Mon deuxième regret concerne, comme chaque année, la stagnation des contributions volontaires de la France aux organisations internationales, si l'on excepte toutefois sa contribution exceptionnelle au Fonds mondial de lutte contre le sida.

Enfin, mon troisième et dernier regret concerne l'insuffisance persistante de moyens pour financer les projets immobiliers, malgré une progression très sensible dans le projet de budget pour 2005, puisque les crédits de paiement augmentent de 11, 9 % et les autorisations de programme de 11, 1 %.
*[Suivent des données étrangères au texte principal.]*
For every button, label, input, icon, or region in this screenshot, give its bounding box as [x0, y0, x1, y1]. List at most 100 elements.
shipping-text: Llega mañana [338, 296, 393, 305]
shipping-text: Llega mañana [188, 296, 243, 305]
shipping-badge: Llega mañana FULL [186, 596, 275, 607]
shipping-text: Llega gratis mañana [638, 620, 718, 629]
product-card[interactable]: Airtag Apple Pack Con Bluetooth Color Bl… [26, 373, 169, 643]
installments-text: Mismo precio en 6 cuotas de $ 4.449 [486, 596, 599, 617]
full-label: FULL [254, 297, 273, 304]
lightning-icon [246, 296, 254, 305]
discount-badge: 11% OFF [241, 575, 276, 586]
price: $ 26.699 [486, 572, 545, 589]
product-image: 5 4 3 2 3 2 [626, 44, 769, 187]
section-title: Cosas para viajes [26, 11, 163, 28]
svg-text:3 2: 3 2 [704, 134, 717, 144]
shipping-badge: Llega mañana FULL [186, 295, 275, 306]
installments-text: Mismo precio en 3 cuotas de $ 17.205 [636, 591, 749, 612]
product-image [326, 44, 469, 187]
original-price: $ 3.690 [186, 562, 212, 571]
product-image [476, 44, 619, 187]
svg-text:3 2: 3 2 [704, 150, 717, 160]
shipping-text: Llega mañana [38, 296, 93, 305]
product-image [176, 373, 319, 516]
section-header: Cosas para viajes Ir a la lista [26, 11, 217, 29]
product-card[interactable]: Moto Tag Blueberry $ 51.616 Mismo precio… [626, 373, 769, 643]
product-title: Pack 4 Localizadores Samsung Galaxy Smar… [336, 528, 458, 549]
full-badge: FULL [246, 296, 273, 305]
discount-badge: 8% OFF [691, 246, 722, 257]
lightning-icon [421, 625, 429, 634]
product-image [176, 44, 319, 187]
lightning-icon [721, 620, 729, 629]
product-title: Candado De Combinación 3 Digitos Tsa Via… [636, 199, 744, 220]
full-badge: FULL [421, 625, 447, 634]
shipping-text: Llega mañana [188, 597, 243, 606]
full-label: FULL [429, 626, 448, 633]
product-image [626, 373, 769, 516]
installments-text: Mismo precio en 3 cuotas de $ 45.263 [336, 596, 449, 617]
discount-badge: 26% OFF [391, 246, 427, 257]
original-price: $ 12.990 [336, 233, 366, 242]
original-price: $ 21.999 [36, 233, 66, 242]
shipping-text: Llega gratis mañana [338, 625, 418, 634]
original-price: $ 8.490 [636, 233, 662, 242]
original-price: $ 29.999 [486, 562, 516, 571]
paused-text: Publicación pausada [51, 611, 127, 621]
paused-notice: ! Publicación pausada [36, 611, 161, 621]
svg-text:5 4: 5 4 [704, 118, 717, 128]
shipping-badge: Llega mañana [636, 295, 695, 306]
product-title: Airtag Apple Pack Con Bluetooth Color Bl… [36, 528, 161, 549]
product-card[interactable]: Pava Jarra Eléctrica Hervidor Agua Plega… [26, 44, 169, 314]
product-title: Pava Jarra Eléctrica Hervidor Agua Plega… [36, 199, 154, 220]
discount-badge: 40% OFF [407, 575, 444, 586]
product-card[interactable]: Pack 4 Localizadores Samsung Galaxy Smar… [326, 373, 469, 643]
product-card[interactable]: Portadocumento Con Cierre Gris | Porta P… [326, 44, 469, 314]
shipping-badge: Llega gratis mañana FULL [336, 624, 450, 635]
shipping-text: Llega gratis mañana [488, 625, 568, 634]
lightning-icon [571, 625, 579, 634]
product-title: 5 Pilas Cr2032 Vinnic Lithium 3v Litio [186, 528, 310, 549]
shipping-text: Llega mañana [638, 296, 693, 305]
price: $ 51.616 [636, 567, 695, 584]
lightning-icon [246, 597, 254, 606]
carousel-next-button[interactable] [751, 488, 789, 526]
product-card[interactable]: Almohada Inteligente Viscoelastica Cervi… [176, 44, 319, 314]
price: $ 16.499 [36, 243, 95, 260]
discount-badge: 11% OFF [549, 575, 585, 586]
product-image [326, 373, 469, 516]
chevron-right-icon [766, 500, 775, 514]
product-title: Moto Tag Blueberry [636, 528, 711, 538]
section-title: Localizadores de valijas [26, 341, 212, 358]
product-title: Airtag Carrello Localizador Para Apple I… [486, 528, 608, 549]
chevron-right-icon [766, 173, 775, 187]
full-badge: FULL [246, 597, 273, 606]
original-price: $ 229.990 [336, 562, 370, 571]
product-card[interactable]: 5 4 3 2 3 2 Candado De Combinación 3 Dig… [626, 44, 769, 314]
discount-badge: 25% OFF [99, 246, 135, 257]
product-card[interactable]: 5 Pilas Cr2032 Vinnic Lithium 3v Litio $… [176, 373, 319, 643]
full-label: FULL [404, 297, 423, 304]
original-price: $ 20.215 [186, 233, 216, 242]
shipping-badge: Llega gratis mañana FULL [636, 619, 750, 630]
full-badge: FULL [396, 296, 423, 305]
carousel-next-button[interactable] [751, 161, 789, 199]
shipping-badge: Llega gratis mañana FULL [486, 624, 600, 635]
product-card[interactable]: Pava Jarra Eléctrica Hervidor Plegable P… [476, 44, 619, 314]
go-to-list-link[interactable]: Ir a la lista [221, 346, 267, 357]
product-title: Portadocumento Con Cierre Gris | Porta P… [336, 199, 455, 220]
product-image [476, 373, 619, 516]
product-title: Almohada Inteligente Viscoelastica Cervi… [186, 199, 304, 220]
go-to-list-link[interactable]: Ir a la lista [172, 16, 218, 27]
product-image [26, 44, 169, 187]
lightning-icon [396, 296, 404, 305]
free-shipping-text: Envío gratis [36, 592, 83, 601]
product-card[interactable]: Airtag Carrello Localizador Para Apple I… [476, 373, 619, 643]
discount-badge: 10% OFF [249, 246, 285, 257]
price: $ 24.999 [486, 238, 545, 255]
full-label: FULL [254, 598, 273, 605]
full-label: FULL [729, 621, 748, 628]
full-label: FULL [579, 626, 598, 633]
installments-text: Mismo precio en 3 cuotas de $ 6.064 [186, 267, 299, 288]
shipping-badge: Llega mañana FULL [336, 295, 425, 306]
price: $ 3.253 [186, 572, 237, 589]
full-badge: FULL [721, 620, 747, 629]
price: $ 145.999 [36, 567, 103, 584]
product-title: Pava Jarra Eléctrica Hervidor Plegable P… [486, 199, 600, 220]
Le ministère des affaires étrangères devrait également confier à l'Agence pour l'enseignement français à l'étranger, l'AEFE, les moyens juridiques et financiers qui lui permettraient de prendre en charge les établissements scolaires en gestion directe à l'étranger. La possibilité pour l'AEFE de recourir à l'emprunt devrait être de nature à faciliter la bonne gestion de ce patrimoine immobilier.

La commission des finances a proposé au Sénat d'adopter ce projet de budget, qui marque un net engagement du ministère des affaires étrangères de financer les priorités énoncées par le Président de la République, tout en participant à l'effort de rigueur budgétaire et de réforme que la commission des finances appelait de ses voeux.